Un grand tremblement, un frisson, une tension, une envie de se fondre dans l’autre, l’envie de faire perdurer cette sensation qui est d’autant plus forte que tu sais très bien qu’elle va fatalement cesser à un moment ou à un autre. Ce moment où tu ne sais plus très bien où tu es ni qui tu es, où tu flottes. C’est terrible, un orgasme ! (Pause) Nathalie… Tiens, ça faisait longtemps que je n’avais pas pensé à elle ! L’orgasme, c’est le moment magique et désespérant où tu passes de mentula à fascinus. Le moment où tu passes du pouvoir à la faiblesse qu’il y a après le pouvoir ! C’est le moment fascinant où la force s’engloutit dans le plaisir, dans la jouissance. Extraordinaire, non ?
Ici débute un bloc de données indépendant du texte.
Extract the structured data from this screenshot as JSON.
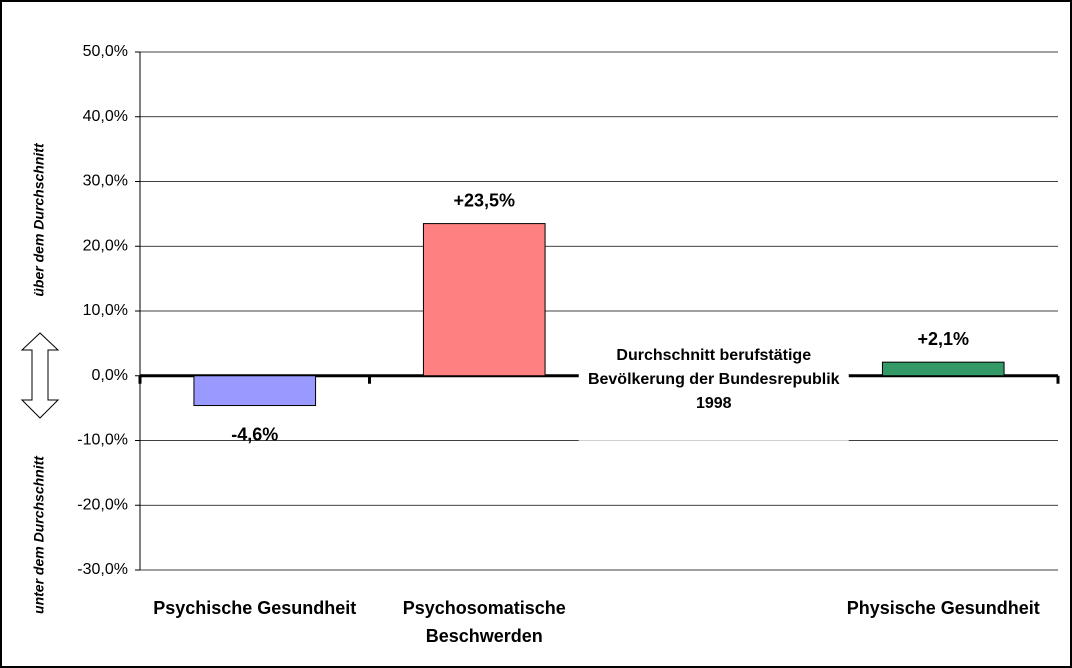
{
  "chart_data": {
    "type": "bar",
    "categories": [
      "Psychische Gesundheit",
      "Psychosomatische Beschwerden",
      null,
      "Physische Gesundheit"
    ],
    "values": [
      -4.6,
      23.5,
      null,
      2.1
    ],
    "value_labels": [
      "-4,6%",
      "+23,5%",
      null,
      "+2,1%"
    ],
    "colors": [
      "#9999ff",
      "#ff8080",
      null,
      "#339966"
    ],
    "ylim": [
      -30,
      50
    ],
    "yticks": [
      {
        "value": -30,
        "label": "-30,0%"
      },
      {
        "value": -20,
        "label": "-20,0%"
      },
      {
        "value": -10,
        "label": "-10,0%"
      },
      {
        "value": 0,
        "label": "0,0%"
      },
      {
        "value": 10,
        "label": "10,0%"
      },
      {
        "value": 20,
        "label": "20,0%"
      },
      {
        "value": 30,
        "label": "30,0%"
      },
      {
        "value": 40,
        "label": "40,0%"
      },
      {
        "value": 50,
        "label": "50,0%"
      }
    ],
    "ylabel_above": "über dem Durchschnitt",
    "ylabel_below": "unter dem Durchschnitt",
    "annotation": "Durchschnitt berufstätige Bevölkerung der Bundesrepublik 1998",
    "grid": true
  }
}
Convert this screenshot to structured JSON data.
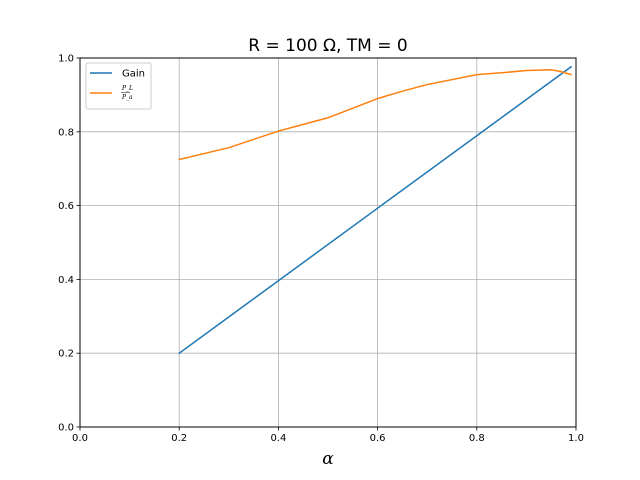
{
  "chart_data": {
    "type": "line",
    "title": "R = 100 Ω,  TM = 0",
    "xlabel": "α",
    "ylabel": "",
    "xlim": [
      0,
      1
    ],
    "ylim": [
      0,
      1
    ],
    "grid": true,
    "legend_position": "top-left",
    "x_ticks": [
      "0.0",
      "0.2",
      "0.4",
      "0.6",
      "0.8",
      "1.0"
    ],
    "y_ticks": [
      "0.0",
      "0.2",
      "0.4",
      "0.6",
      "0.8",
      "1.0"
    ],
    "series": [
      {
        "name": "Gain",
        "color": "#1f77b4",
        "x": [
          0.2,
          0.99
        ],
        "y": [
          0.2,
          0.976
        ]
      },
      {
        "name": "P_L / P_a",
        "legend_numerator": "P_L",
        "legend_denominator": "P_a",
        "color": "#ff7f0e",
        "x": [
          0.2,
          0.3,
          0.4,
          0.5,
          0.6,
          0.65,
          0.7,
          0.8,
          0.85,
          0.9,
          0.95,
          0.97,
          0.99
        ],
        "y": [
          0.725,
          0.757,
          0.802,
          0.838,
          0.89,
          0.91,
          0.928,
          0.955,
          0.96,
          0.966,
          0.968,
          0.963,
          0.955
        ]
      }
    ]
  }
}
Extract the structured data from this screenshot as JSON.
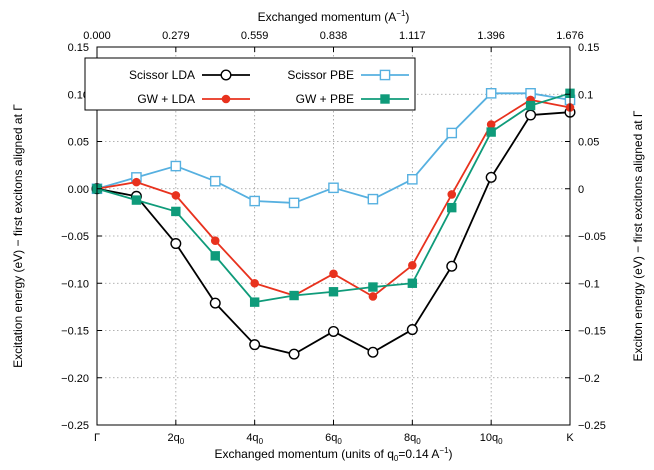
{
  "chart_data": {
    "type": "line",
    "xlabel_bottom": "Exchanged momentum (units of q",
    "xlabel_bottom_sub": "0",
    "xlabel_bottom_tail": "=0.14 A",
    "xlabel_bottom_sup": "−1",
    "xlabel_bottom_end": ")",
    "xlabel_top": "Exchanged momentum (A",
    "xlabel_top_sup": "−1",
    "xlabel_top_end": ")",
    "ylabel_left": "Excitation energy (eV) − first excitons aligned at Γ",
    "ylabel_right": "Exciton energy (eV) − first excitons aligned at Γ",
    "ylim": [
      -0.25,
      0.15
    ],
    "xlim": [
      0,
      12
    ],
    "y_ticks": [
      -0.25,
      -0.2,
      -0.15,
      -0.1,
      -0.05,
      0.0,
      0.05,
      0.1,
      0.15
    ],
    "y_tick_labels": [
      "−0.25",
      "−0.20",
      "−0.15",
      "−0.10",
      "−0.05",
      "0.00",
      "0.05",
      "0.10",
      "0.15"
    ],
    "y_tick_labels_right": [
      "−0.25",
      "−0.2",
      "−0.15",
      "−0.1",
      "−0.05",
      "0",
      "0.05",
      "0.1",
      "0.15"
    ],
    "x_ticks_bottom": [
      {
        "x": 0,
        "main": "Γ",
        "sub": ""
      },
      {
        "x": 2,
        "main": "2q",
        "sub": "0"
      },
      {
        "x": 4,
        "main": "4q",
        "sub": "0"
      },
      {
        "x": 6,
        "main": "6q",
        "sub": "0"
      },
      {
        "x": 8,
        "main": "8q",
        "sub": "0"
      },
      {
        "x": 10,
        "main": "10q",
        "sub": "0"
      },
      {
        "x": 12,
        "main": "K",
        "sub": ""
      }
    ],
    "x_ticks_top": [
      {
        "x": 0,
        "label": "0.000"
      },
      {
        "x": 2,
        "label": "0.279"
      },
      {
        "x": 4,
        "label": "0.559"
      },
      {
        "x": 6,
        "label": "0.838"
      },
      {
        "x": 8,
        "label": "1.117"
      },
      {
        "x": 10,
        "label": "1.396"
      },
      {
        "x": 12,
        "label": "1.676"
      }
    ],
    "grid": true,
    "legend_position": "top-left",
    "x": [
      0,
      1,
      2,
      3,
      4,
      5,
      6,
      7,
      8,
      9,
      10,
      11,
      12
    ],
    "series": [
      {
        "name": "Scissor LDA",
        "color": "#000000",
        "marker": "open-circle",
        "values": [
          0.0,
          -0.008,
          -0.058,
          -0.121,
          -0.165,
          -0.175,
          -0.151,
          -0.173,
          -0.149,
          -0.082,
          0.012,
          0.078,
          0.081
        ]
      },
      {
        "name": "GW + LDA",
        "color": "#e8321e",
        "marker": "filled-circle",
        "values": [
          0.0,
          0.007,
          -0.007,
          -0.055,
          -0.1,
          -0.113,
          -0.09,
          -0.114,
          -0.081,
          -0.006,
          0.068,
          0.094,
          0.086
        ]
      },
      {
        "name": "Scissor PBE",
        "color": "#56b0e0",
        "marker": "open-square",
        "values": [
          0.0,
          0.012,
          0.024,
          0.008,
          -0.013,
          -0.015,
          0.001,
          -0.011,
          0.01,
          0.059,
          0.101,
          0.101,
          0.094
        ]
      },
      {
        "name": "GW + PBE",
        "color": "#0f9b7a",
        "marker": "filled-square",
        "values": [
          0.0,
          -0.012,
          -0.024,
          -0.071,
          -0.12,
          -0.113,
          -0.109,
          -0.104,
          -0.1,
          -0.02,
          0.06,
          0.088,
          0.101
        ]
      }
    ]
  }
}
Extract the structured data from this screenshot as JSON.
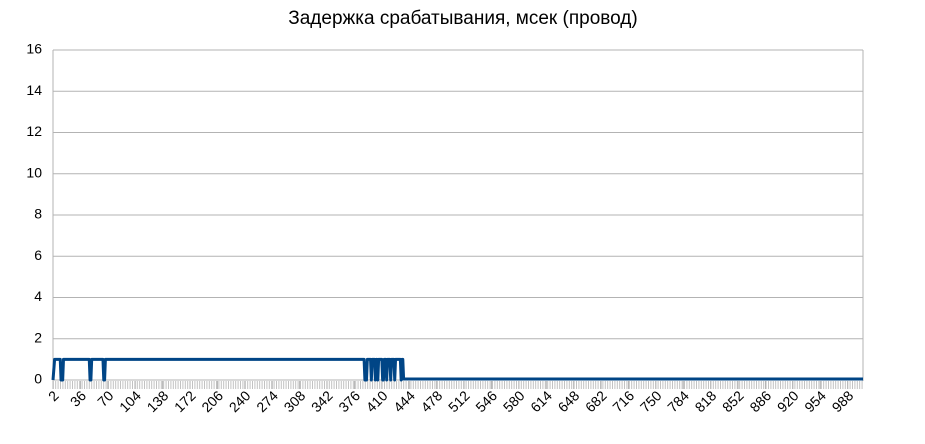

Est-ce que ce que ce que tu préfères par-dessus tout, c’est l’orgasme ?
Non…. la qualité de la rencontre compte autant, voire plus. J’aime la découverte, la rencontre, le dénuement progressif de la personne et du corps, l’emportement des corps et la fièvre qui va avec. J’aime toucher, sentir, palper, la peau, les poils, les formes, les volumes… J’aime beaucoup les mots du sexe et de la séduction.
Est-ce qu’il y a une expérience, quelque chose que tu as fait un jour, qui surpasse tout le reste dans tes souvenirs ?
Baiser en public. Enfin, je veux dire qu’il y avait du monde autour de nous. Et une expérience de bondage, en suspension.
Maintenant, je veux des détails !
Bondage ?
Les deux, à vrai dire !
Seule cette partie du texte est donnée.